Frequently asked questions
- How often does Therilly update the heat pump?
- Every 15 minutes. Therilly reads the current spot price, weather forecast and latest sensor readings from the home, runs its optimisation model and adjusts the pump’s setpoints in real time.
- What is a "comfort floor"?
- The comfort floor is the lowest indoor temperature you accept — for example 20.5 °C. Therilly prioritises holding that temperature at all times, even while shifting heating between expensive and cheap hours.
- How does Therilly learn my home?
- Within 5–10 days Therilly observes how fast the house loses heat when the pump pauses and how quickly it recovers. It builds a thermal model unique to your house, then uses it in every future optimisation.
- What happens if the internet goes down?

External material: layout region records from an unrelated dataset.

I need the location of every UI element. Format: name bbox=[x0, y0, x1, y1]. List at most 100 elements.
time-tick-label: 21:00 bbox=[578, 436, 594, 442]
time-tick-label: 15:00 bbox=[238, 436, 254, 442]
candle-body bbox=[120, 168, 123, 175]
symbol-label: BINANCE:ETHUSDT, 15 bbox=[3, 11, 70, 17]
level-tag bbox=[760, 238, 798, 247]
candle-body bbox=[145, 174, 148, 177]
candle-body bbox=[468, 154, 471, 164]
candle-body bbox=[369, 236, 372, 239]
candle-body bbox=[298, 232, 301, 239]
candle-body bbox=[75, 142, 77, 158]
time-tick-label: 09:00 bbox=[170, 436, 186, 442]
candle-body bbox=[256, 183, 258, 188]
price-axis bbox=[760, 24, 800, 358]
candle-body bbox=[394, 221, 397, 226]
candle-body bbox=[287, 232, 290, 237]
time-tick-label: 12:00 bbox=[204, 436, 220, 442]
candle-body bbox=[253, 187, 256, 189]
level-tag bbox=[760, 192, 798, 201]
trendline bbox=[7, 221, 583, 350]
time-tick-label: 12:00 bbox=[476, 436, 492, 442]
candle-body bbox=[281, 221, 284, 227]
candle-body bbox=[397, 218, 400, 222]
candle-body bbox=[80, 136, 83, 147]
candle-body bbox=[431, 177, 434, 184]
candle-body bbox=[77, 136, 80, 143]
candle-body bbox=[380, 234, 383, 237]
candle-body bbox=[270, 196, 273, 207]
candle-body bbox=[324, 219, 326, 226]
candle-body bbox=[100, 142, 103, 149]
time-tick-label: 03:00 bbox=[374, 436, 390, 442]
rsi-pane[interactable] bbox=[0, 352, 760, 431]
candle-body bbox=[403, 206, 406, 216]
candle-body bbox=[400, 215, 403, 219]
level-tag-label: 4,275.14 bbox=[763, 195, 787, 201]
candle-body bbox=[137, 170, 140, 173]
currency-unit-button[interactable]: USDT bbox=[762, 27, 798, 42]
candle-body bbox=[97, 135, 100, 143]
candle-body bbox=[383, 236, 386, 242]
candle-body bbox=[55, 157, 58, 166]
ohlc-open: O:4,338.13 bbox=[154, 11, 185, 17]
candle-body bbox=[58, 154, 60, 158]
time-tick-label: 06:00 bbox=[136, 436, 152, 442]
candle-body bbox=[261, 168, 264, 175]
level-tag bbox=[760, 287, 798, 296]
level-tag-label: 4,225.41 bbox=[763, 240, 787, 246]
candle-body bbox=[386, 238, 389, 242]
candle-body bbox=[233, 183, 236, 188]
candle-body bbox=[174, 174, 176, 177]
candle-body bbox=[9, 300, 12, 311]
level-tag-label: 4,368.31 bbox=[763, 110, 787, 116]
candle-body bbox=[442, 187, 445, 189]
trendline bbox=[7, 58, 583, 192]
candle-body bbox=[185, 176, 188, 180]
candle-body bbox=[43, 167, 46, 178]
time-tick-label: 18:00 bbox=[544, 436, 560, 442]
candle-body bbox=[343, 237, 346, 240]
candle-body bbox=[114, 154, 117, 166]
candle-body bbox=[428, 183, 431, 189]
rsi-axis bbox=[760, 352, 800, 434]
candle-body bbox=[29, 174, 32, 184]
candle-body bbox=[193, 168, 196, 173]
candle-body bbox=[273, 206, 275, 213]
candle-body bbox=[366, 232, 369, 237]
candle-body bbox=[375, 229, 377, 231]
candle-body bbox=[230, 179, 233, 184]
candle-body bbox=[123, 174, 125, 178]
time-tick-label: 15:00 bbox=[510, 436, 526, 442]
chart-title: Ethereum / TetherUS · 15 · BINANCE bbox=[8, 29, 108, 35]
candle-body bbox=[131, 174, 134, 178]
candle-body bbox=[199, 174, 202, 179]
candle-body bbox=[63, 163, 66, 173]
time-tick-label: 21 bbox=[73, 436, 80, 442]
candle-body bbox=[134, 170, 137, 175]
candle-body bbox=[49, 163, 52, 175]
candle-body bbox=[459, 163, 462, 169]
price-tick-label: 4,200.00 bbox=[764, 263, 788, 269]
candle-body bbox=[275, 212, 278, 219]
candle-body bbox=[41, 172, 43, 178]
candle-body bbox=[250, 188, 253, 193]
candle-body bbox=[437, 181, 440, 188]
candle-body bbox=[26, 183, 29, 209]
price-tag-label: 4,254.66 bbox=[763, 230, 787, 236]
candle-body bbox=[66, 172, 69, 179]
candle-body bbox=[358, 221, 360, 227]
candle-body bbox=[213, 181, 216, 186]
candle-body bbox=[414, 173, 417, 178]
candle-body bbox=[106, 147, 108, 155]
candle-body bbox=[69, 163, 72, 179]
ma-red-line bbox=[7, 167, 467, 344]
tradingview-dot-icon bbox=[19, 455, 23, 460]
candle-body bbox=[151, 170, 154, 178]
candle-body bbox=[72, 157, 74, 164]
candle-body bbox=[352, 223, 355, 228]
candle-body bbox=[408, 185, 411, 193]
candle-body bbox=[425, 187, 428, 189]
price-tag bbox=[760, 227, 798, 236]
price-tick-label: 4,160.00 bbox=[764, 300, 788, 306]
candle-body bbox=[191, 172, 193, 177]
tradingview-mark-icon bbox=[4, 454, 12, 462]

- The heat pump falls back to its built-in normal mode within minutes. Therilly is never a critical component — if the system can’t reach the pump, the pump runs as usual.
- Does smart control wear out the heat pump?
- No. Modern AI control avoids short compressor start/stops. Pauses are done by gradually lowering setpoints rather than hard cutoffs, so wear is equal to or lower than normal operation.